The <Literal> rule can contain either a  Number  or String   terminal. As a result of this definition, a <Value> can contain an Identifier, Number or String.

Rules can also be recursively defined. The following rule defines a series of one or more Identifiers.

<Identifiers> ::= Identifier <Identifiers>
                | Identifier

Extended BNF

There is another version of BNF called Extended BNF, or EBNF (ISO/IEC 14977), for short. This variant was originally developed by Niklaus Wirth to define the syntax for the Pascal Programming Language. The notation was designed to simplify the notation of BNF by allowing the developer to use special notation for defining lists and optional sets of symbols.

Variations between different versions of EBNF exist, but most use similar notation. Square brackets "[ ... ]" are used to denote optional elements of a rule. Elements of a rule can also be grouped together using braces "{ ... }" which denotes a repetition of zero to infinity. Symbols can also be grouped using parenthesis "( ... )" and followed by a Kleene closure. In this case, the semantics are identical to those used in Regular Expressions.

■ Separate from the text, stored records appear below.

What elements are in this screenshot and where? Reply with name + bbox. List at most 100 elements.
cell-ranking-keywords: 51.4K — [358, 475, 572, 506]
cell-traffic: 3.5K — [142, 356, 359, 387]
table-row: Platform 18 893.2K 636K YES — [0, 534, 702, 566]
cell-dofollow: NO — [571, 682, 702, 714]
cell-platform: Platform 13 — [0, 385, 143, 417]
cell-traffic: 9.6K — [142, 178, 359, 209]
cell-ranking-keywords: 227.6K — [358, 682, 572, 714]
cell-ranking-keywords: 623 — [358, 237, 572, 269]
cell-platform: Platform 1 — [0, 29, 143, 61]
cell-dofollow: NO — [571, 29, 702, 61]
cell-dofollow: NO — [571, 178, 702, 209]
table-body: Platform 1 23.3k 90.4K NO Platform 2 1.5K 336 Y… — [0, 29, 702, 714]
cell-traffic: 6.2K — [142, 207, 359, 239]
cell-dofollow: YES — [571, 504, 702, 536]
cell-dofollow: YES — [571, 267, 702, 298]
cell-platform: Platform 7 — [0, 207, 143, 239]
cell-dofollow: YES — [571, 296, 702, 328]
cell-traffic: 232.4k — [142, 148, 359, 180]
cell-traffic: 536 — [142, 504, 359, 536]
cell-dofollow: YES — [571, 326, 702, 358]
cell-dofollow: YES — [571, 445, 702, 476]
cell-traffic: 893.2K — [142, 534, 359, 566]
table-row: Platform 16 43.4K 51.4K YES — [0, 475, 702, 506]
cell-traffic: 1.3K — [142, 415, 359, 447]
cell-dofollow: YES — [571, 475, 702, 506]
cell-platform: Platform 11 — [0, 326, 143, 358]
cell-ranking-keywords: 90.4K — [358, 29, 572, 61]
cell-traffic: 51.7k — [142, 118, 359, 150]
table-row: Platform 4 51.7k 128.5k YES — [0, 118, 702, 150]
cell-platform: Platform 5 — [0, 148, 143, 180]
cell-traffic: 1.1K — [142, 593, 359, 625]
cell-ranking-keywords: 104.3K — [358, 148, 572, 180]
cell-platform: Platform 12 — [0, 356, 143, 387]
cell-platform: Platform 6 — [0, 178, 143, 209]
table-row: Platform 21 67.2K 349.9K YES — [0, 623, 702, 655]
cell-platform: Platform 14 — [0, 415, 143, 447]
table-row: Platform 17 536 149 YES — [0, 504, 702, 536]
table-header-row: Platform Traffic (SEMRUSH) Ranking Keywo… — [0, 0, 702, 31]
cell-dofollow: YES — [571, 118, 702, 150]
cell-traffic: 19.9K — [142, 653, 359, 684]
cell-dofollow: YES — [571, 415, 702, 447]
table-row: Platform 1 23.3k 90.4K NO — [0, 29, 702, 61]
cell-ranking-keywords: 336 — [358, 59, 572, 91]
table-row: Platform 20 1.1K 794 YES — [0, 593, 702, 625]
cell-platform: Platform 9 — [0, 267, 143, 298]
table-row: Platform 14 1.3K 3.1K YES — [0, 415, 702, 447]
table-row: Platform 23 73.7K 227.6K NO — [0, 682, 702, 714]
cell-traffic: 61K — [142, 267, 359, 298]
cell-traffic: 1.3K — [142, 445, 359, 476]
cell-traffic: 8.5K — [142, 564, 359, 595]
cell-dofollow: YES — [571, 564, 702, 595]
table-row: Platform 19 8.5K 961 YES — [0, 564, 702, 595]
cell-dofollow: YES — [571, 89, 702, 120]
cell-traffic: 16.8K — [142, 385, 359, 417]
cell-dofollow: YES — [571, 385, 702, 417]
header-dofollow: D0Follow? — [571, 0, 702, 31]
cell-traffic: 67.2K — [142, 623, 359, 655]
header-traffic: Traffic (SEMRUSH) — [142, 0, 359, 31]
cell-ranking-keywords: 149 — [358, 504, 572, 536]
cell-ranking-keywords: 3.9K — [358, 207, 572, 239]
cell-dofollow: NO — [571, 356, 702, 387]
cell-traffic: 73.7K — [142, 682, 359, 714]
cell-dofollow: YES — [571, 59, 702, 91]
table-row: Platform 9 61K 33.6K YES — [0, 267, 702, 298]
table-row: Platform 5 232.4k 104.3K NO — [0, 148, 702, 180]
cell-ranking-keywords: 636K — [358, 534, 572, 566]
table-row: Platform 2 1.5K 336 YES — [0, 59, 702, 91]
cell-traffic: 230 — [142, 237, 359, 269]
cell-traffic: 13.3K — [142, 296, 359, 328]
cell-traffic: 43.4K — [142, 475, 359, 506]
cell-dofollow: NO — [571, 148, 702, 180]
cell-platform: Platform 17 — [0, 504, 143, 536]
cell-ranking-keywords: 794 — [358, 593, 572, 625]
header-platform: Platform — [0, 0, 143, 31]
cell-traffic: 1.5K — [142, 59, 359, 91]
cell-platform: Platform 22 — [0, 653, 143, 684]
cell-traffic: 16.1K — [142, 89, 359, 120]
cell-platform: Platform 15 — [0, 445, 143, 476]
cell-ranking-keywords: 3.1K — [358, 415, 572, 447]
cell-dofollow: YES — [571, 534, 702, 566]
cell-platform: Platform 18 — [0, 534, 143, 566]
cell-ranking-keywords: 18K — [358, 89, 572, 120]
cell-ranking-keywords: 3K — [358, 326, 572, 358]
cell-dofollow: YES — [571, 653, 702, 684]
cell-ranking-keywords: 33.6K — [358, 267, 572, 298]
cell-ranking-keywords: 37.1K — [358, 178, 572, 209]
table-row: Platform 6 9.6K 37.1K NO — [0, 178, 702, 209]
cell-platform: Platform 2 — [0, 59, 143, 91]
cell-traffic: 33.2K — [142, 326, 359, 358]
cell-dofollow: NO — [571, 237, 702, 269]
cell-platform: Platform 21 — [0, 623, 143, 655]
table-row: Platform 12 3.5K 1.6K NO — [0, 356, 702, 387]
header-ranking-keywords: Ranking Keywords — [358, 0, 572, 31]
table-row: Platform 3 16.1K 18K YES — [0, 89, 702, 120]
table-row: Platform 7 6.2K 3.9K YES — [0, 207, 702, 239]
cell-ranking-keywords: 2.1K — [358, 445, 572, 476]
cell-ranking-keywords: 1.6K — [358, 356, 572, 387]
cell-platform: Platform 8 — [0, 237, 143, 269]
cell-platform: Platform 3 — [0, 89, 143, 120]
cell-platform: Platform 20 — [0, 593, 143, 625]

This format, while powerful, creates a number of implied rules. For instance, if the programmer was to define a rule with an optional clause, the system would have two distinct forms of the rule - the one with the clause and one without. This is also the case with lists and other enhanced features. For instance, the If-then-else statement could be defined as:

<If Stm> ::= IF <Expression> THEN <Stms> [ ELSE <Stms> ]

This would create the following rules:

<If Stm> ::= IF <Expression> THEN <Stms>
           | IF <Expression> THEN <Stms> ELSE <Stms>